Group Grammar Worksheet: This longer in-class activity asks students to work as a group to use a set of grammar rules.  The more answers they get right as a class, the higher their bonus point opportunities.

Rethinking Failure: Students (especially developmental students) often hold up mantras like "Failure is not an option" to keep themselves motivated. The truth, though, is that failure is not only an option, but an inevitability in a life lived well. How can we re-frame the discussion on failure to make sure that students learn to succeed?

Formal Papers

Object Description: A formal writing assignment, this essay asks students to choose a single object that can be described through sensory details and--after exploring the topic through writing--link it to some larger meaning in their lives.

Responding to Others' Ideas: This formal writing assignment asks students to watch a TED Talk, summarize it, and then enter the conversation by sharing their own perspective.

Public Apology: Essay asks students to write and deliver a public apology to any chosen primary audience, with the class as their secondary audience.

The Late Email: Short assignment that asks students to compose a purposeful and persuasive email within a difficult rhetorical situation.

Readiness Assessment: Formal essay that asks students to complete a readiness assessment, and reflect on their score, their view of their own readiness for college, and their goals for a successful semester.

Scholarship Essay: Formal, shorter essay that asks students to apply for a real college scholarship by completing a required essay component.

Education Narrative (2-part assignment):  Formal essay that asks students to engage with an excerpt from Frederick Douglass' autobiography, then write their own education narrative.

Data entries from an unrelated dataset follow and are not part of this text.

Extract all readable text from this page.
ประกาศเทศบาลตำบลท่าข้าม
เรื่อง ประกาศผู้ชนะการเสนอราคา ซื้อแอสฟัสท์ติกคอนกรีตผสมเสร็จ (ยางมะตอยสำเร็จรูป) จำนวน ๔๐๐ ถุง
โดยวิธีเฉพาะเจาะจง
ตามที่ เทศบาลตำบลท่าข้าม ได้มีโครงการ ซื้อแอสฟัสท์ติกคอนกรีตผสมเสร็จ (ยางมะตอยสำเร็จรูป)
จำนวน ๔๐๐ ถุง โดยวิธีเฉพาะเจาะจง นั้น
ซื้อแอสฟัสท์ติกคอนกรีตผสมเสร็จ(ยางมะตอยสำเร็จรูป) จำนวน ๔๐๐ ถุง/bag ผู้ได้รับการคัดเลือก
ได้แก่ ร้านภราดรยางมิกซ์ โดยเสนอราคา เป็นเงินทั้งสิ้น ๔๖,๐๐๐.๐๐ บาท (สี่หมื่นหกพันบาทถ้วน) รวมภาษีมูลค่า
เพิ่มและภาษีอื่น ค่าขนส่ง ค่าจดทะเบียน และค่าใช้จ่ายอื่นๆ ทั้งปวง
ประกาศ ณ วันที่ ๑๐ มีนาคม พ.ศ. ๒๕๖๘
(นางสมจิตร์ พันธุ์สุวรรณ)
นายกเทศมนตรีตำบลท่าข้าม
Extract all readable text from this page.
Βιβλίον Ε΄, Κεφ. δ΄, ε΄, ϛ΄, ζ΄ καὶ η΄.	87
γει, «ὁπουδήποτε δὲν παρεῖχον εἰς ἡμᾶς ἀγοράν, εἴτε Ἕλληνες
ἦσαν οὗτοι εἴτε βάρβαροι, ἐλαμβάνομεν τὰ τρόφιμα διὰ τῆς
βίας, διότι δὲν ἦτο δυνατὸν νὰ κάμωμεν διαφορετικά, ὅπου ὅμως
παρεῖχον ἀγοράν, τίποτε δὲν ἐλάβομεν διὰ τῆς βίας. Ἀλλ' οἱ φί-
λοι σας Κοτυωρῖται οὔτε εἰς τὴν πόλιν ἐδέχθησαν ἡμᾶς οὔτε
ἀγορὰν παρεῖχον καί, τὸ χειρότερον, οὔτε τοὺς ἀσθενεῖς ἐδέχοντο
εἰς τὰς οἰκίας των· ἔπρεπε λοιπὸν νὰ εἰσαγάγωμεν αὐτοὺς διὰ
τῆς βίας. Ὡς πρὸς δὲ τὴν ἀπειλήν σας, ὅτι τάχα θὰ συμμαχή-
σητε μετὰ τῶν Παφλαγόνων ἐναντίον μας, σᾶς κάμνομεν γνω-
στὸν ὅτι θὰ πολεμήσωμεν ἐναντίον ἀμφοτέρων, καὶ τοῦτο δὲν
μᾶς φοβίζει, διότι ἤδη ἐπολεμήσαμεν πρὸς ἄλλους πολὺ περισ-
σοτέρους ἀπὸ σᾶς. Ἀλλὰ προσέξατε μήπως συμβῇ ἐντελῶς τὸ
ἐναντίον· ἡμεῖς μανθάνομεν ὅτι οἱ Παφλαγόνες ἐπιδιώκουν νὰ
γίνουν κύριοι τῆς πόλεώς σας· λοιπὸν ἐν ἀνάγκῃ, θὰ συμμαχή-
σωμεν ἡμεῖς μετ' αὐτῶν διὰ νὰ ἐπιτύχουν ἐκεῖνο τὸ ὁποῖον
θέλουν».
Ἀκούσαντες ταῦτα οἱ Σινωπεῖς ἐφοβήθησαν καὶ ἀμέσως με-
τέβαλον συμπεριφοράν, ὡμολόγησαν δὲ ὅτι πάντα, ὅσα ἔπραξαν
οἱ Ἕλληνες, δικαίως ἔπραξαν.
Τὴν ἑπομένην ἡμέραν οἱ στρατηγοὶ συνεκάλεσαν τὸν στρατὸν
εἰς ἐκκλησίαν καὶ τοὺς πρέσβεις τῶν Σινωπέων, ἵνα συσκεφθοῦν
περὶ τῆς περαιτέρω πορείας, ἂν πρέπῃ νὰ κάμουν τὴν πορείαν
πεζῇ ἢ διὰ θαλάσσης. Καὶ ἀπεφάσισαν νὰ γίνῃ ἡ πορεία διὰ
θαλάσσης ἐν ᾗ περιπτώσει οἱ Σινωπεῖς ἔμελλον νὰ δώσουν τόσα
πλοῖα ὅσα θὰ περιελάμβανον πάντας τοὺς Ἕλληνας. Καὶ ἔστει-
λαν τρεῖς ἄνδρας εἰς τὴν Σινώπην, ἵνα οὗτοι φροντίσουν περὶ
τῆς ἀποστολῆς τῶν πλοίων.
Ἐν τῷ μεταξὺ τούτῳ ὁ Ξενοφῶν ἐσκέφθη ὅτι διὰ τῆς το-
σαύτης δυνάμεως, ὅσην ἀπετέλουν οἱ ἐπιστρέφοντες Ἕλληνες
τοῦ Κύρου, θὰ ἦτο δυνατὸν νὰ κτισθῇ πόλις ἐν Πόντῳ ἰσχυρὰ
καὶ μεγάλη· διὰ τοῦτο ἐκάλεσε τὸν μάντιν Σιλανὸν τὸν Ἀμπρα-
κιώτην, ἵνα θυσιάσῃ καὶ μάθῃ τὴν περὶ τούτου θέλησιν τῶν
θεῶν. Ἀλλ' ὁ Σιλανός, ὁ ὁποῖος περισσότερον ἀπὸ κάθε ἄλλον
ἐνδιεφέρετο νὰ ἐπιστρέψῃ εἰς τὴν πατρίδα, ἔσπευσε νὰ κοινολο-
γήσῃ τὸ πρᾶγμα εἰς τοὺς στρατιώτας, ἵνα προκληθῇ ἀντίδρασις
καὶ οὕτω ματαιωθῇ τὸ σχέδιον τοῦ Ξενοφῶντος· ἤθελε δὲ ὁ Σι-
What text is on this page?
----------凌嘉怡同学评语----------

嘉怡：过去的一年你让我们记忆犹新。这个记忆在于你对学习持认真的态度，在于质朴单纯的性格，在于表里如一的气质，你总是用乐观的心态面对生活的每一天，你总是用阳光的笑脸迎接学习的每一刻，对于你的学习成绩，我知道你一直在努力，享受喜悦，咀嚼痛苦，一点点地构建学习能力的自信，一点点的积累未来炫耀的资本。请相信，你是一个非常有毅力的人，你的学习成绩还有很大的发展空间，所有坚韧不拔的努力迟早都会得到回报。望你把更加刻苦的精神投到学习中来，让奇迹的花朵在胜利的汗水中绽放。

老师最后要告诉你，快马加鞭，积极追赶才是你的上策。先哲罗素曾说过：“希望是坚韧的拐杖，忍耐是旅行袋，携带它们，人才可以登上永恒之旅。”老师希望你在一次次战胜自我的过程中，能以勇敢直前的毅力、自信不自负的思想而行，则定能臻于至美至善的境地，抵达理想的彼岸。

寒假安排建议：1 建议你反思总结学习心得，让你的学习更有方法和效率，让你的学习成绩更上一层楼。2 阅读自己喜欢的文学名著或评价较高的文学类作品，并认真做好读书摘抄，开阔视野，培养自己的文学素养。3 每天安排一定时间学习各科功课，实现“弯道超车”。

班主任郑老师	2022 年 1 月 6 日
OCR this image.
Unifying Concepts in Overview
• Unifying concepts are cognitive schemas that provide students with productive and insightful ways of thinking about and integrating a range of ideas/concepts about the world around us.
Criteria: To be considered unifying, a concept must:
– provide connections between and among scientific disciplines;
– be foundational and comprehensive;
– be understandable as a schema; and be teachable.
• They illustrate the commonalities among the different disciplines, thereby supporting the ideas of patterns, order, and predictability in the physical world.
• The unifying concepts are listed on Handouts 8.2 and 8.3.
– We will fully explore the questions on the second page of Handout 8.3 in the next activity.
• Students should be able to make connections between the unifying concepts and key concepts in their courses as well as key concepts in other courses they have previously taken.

Movie Review: A paper focused on analytical and persuasive skills that requires students to choose a movie and evaluate it based on their chosen criteria supported with details.

Identity Narrative: This paper asks students to choose two labels that identify them and explore the tensions and interactions between them. It can be connected to scope, organization, ethos, and audience consideration.

Constructing Emails: This short paper gives students fictional scenarios to address with a professional email, focusing on sentence-level style issues, rhetorical audience consideration, and proper email format.